O gabiru freou bruscamente. Lá estava Zé, obstruindo a entrada da bueira, com um ar de superioridade, dando a batalha por vencida, já sentia o gosto suculento do gabiru. Mal sabia Zé que aquele gabiru ofegante a sua frente não estava derrotado. O gabiru franziu a testa, olhou nos olhos de Zé, fez meia volta e partiu tão rápido quando um guepardo. Zé partiu atrás dele.
Foi uma perseguição implacável. Corriam como campeões olímpicos. Atravessaram a conde da Boa Vista como raios. Algumas testemunhas que estavam em um ónibus elétrico, afirmam que era impossível definir quem era quem, tamanha a velocidade dos dois. Alguns metros depois do cinema São Luiz o gabiru entrou em um estreito beco a sua direita. Era uma viela. Com o sua vítima encurralada, Zé foi lentamente se aproximando, curtindo o momento, saboreando a sua grande vitória. O gabiru viu a morte chegando no olhar sanguinário daquele mendigo.

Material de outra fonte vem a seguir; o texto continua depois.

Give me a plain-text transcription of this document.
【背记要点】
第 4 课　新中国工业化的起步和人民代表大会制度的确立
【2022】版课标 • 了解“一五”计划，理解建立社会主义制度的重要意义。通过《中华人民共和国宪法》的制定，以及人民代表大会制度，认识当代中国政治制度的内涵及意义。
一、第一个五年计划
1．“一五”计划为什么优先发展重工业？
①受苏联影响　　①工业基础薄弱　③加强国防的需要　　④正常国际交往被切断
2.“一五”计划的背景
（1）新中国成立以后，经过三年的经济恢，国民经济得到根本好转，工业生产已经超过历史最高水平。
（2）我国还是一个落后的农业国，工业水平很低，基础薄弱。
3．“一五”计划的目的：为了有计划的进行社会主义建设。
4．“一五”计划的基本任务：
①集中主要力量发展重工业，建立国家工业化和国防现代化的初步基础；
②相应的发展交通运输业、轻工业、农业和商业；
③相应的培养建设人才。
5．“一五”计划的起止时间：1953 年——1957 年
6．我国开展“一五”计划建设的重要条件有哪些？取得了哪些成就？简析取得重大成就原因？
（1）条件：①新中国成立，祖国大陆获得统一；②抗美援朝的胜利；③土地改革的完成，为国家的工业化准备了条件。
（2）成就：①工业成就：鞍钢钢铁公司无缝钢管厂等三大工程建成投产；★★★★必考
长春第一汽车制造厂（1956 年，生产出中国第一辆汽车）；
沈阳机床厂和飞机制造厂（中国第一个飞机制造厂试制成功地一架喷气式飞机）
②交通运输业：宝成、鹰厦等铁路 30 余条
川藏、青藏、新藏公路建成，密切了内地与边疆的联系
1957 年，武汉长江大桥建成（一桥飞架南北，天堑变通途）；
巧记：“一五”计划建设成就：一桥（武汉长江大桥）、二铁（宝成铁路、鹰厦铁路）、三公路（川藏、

Em um movimento rápido o gabiru passou por entre as pernas de Zé, que ainda conseguiu tocá-lo antes de cair no chão. Estatelado no chão Zé o olhou pela última vez. O gordo gabiru foi rebolando o farto lombo até a entrada de esgoto mais próxima. Antes de entrar, olhou singelamente para aquele mendigo estirado no chão e sorriu.Um sorriso lànguido.
Hoje se você encontrar com Zé nos corredores do Hospital da Tamarineira, ele vai segurar você pela camisa, olhar profundamente nos seus olhos e dizer: "ele sorriu pra mim".
E o gabiru? Continua gordo, vagando pelos esgotos de Recife e rindo da cara dos mal afortunados.